Question

I'm attempting to write a simple server using C system calls that takes unknown byte streams from unknown clients and executes specific actions depending on client input. For example, the client will send a command "multiply 2 2" and the server will multiply the numbers and return the result.

In order to avoid errors where the server reads before the client has written, I have a blocking recv() call to wait for any data using MSG_PEEK. When recv detects data to be read, I move onto non-blocking recv()'s that read the stream byte by byte.

Everything works except in the corner case where the client sends no data (i.e. write(socket, "", 0); ). I was wondering how exactly I would detect that a message with no data is sent. In this case, recv() blocks forever.

Also, this post pretty much sums up my problem, but it doesn't suggest a way to detect a size 0 packet. What value will recv() return if it receives a valid TCP packet with payload sized 0

Was it helpful?

Solution

When using TCP at the send/recv level you are not privy to the packet traffic that goes into making the stream. When you send a nonzero number of bytes over a TCP stream the sequence number increases by the number of bytes. That's how both sides know where the other is in terms of successful exchange of data. Sending multiple packets with the same sequence number doesn't mean that the client did anything (such as your write(s, "", 0) example), it just means that the client wants to communicate some other piece of information (for example, an ACK of data flowing the other way). You can't directly see things like retransmits, duplicate ACKs, or other anomalies like that when operating at the stream level.

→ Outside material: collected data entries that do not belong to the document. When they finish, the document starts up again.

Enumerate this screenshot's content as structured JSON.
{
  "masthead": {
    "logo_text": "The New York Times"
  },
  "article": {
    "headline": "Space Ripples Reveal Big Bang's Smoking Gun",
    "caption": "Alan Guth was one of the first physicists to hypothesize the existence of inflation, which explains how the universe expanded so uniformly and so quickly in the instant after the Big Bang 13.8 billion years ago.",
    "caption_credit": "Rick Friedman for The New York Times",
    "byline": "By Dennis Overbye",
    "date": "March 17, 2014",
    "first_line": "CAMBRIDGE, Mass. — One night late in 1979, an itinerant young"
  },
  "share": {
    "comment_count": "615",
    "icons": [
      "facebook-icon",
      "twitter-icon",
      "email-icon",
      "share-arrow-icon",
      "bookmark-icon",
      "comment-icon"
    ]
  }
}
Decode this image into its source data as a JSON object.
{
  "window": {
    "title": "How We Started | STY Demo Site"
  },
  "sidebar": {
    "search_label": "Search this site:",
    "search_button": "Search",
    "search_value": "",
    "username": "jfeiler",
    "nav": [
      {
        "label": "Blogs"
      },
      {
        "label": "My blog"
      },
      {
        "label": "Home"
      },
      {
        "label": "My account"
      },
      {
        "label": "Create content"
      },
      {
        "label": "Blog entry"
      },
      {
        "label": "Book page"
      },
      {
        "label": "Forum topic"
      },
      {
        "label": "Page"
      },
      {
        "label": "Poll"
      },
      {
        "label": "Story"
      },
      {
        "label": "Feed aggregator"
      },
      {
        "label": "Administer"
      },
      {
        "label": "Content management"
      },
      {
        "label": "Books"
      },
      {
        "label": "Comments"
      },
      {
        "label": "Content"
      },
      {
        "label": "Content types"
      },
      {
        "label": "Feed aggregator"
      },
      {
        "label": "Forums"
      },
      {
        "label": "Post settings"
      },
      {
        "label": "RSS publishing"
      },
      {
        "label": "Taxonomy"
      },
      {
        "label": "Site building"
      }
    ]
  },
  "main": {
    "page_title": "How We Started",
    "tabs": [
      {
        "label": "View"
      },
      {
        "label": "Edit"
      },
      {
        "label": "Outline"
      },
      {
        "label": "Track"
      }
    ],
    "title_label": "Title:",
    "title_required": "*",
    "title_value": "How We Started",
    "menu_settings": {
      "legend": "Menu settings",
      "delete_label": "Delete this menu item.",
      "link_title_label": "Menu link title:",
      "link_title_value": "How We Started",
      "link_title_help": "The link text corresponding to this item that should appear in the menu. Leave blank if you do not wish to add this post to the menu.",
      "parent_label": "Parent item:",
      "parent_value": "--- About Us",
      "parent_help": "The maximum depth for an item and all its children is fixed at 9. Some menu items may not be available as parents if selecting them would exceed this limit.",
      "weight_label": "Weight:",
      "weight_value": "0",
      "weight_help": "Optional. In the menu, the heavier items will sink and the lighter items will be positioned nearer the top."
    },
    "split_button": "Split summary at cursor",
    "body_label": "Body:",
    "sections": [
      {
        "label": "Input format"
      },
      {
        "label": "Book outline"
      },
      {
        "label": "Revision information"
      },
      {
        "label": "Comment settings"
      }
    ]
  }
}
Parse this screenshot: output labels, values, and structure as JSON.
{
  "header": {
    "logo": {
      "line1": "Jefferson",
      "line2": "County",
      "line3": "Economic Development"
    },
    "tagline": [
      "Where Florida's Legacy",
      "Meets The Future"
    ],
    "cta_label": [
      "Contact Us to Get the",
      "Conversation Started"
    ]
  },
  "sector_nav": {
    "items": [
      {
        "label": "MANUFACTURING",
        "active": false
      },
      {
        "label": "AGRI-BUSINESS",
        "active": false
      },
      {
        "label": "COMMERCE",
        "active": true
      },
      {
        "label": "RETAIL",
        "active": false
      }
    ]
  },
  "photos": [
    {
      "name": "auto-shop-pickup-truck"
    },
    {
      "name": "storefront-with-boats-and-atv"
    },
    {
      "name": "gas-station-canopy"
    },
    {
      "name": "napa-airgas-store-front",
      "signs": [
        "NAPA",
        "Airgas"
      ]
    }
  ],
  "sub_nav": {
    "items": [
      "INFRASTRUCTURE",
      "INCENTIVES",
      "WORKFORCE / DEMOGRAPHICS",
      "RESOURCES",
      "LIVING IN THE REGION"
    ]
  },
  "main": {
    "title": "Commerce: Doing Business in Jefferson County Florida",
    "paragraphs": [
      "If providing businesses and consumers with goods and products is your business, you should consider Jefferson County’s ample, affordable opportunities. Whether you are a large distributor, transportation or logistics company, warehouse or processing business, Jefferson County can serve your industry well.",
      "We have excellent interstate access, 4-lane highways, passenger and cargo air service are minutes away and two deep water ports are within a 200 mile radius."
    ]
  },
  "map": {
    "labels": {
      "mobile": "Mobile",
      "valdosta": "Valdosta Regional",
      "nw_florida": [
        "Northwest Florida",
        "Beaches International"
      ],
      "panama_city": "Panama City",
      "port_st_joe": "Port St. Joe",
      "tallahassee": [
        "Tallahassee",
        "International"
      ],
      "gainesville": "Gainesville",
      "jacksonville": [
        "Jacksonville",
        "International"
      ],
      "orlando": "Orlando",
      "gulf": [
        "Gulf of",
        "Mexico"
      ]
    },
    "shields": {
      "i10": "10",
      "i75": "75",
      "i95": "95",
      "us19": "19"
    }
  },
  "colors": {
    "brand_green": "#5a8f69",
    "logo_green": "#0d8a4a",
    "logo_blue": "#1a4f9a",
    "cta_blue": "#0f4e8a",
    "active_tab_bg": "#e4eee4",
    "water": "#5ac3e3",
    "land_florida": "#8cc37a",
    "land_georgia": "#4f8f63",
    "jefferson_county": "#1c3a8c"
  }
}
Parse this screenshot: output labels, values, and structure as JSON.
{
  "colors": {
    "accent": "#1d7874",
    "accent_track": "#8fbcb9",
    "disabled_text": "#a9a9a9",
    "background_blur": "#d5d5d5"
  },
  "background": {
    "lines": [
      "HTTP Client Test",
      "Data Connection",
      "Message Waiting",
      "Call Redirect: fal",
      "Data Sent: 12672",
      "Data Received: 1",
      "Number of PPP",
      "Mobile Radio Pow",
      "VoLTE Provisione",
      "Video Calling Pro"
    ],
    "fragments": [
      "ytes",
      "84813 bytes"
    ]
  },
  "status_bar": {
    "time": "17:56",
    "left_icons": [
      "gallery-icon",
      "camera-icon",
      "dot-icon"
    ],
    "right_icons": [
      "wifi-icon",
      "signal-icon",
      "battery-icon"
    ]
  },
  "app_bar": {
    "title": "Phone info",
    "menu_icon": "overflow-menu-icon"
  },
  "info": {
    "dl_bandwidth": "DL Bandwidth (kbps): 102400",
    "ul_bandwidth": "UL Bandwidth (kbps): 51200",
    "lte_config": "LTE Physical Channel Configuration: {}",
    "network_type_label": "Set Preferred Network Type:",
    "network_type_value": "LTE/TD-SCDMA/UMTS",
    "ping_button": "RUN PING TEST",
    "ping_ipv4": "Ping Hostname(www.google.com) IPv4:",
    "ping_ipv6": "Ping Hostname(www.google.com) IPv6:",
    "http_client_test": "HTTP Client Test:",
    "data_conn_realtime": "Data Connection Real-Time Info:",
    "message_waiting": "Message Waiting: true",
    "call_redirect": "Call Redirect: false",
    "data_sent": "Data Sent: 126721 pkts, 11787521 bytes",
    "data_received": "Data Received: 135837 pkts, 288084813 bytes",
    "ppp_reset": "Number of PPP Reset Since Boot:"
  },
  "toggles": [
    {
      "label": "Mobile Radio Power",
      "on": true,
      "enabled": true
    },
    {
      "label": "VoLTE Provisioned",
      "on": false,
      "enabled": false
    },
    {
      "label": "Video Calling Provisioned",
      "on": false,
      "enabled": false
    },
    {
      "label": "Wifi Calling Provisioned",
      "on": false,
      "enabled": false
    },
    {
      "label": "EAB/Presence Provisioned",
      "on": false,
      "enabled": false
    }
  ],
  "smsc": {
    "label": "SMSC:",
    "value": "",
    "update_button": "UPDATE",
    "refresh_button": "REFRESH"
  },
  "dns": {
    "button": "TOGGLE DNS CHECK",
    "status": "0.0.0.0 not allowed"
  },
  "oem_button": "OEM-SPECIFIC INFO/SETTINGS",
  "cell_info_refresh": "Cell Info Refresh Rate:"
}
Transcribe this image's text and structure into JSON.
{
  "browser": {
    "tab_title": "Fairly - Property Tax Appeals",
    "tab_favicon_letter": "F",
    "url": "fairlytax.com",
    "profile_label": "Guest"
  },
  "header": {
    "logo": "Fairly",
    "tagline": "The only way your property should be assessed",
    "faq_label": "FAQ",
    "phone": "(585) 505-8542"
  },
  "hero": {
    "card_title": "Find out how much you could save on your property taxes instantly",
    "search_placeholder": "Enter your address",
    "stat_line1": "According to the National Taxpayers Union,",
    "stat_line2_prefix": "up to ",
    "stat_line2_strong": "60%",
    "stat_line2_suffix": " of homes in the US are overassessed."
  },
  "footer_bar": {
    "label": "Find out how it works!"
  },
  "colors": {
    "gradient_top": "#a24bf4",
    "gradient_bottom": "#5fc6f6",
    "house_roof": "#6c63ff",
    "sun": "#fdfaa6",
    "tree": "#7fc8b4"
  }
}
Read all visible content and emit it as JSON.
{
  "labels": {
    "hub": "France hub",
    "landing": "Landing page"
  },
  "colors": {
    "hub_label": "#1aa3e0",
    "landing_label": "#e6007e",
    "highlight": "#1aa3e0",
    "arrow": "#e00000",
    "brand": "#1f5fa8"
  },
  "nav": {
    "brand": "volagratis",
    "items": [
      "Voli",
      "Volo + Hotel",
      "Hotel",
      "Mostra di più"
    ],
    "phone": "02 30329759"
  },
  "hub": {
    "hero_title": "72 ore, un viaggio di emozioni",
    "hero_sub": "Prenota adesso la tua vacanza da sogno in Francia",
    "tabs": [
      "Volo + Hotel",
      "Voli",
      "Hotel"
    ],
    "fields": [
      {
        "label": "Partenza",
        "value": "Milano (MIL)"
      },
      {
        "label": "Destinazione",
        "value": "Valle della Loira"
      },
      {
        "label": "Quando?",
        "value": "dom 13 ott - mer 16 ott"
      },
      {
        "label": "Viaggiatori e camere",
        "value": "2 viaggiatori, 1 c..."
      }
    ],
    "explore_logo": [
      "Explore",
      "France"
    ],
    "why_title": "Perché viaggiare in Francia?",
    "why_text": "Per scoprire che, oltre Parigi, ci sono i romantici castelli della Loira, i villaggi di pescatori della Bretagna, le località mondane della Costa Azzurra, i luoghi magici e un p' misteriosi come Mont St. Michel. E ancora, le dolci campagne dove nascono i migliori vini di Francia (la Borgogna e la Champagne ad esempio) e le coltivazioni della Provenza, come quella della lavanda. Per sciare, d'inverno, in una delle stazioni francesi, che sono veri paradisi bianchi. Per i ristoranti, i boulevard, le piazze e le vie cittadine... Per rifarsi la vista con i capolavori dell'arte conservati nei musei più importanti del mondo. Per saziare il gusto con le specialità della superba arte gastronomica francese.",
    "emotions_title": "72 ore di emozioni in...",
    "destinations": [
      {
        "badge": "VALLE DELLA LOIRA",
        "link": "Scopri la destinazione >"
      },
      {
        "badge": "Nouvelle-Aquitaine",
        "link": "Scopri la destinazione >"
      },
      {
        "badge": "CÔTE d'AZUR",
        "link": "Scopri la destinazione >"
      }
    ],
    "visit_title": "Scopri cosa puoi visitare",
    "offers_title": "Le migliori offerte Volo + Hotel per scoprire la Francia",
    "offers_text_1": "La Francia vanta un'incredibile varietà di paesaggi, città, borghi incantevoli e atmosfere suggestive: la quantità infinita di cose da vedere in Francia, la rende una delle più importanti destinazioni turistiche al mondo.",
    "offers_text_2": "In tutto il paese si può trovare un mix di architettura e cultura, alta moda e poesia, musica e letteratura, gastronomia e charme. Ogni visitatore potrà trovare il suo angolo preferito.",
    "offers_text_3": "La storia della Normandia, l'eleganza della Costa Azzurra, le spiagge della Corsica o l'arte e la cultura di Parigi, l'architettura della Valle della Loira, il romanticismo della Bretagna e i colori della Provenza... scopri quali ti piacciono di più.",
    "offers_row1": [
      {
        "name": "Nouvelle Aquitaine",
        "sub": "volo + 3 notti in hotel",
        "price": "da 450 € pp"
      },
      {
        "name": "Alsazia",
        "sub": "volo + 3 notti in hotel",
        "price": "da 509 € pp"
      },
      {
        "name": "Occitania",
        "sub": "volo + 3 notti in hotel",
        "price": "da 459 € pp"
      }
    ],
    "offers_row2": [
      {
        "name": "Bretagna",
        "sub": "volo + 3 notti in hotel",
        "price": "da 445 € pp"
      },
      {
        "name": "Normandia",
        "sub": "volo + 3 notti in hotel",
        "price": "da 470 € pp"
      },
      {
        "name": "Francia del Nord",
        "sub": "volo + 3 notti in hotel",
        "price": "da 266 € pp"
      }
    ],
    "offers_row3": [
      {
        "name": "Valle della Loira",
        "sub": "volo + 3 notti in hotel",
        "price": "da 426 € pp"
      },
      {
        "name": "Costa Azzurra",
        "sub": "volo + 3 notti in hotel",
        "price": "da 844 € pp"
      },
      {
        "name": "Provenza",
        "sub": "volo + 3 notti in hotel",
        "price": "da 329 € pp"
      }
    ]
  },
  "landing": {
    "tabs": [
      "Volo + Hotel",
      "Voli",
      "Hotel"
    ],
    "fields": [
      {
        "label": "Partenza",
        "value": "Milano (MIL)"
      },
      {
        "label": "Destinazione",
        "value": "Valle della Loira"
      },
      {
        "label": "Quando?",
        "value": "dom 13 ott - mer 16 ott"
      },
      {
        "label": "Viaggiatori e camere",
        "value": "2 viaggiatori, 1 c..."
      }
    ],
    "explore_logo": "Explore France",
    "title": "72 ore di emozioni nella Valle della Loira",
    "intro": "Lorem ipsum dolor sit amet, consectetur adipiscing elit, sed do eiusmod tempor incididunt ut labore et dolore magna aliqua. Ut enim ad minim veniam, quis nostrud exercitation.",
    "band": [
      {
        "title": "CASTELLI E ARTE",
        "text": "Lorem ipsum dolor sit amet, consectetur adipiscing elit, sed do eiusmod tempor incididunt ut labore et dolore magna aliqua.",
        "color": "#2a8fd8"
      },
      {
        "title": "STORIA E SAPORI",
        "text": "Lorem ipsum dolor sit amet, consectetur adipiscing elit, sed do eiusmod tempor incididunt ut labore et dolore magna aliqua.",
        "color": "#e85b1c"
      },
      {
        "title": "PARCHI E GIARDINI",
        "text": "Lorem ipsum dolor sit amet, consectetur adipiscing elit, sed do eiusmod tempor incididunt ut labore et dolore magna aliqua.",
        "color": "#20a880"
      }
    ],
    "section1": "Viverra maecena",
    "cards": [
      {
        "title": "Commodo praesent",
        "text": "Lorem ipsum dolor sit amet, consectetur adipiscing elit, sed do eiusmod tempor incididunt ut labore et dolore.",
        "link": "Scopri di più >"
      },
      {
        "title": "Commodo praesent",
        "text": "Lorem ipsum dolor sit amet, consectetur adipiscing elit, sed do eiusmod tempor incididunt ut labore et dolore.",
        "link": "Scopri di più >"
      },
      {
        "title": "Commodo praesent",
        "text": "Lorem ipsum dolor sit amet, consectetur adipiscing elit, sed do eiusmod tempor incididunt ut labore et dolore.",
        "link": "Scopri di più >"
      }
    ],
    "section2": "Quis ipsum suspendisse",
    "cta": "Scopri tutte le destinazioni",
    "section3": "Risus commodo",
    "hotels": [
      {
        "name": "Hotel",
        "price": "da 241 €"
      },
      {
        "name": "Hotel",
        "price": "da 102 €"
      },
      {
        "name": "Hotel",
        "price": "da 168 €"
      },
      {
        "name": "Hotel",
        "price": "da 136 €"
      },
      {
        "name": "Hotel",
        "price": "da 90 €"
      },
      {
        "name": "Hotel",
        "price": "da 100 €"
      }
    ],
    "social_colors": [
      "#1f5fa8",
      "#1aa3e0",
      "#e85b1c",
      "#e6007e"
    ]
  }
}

The answer you linked says much the same thing.

OTHER TIPS

Everything works except in the corner case where the client sends no data (i.e. write(socket, "", 0); ).

write(socket, "", 0) isn't even a send in the first place. It's just a local API call that does nothing on the network.

I was wondering how exactly I would detect that a message with no data is sent.

No message is sent, so there is nothing to detect.

In this case, recv() blocks forever.

I agree.

I have a blocking recv() call to wait for any data using MSG_PEEK. When recv detects data to be read, I move onto non-blocking recv()'s that read the stream byte by byte.

Instead of using recv(MSG_PEEK), you should be using select(), poll(), or epoll() to detect when data arrives, then call recv() to read it.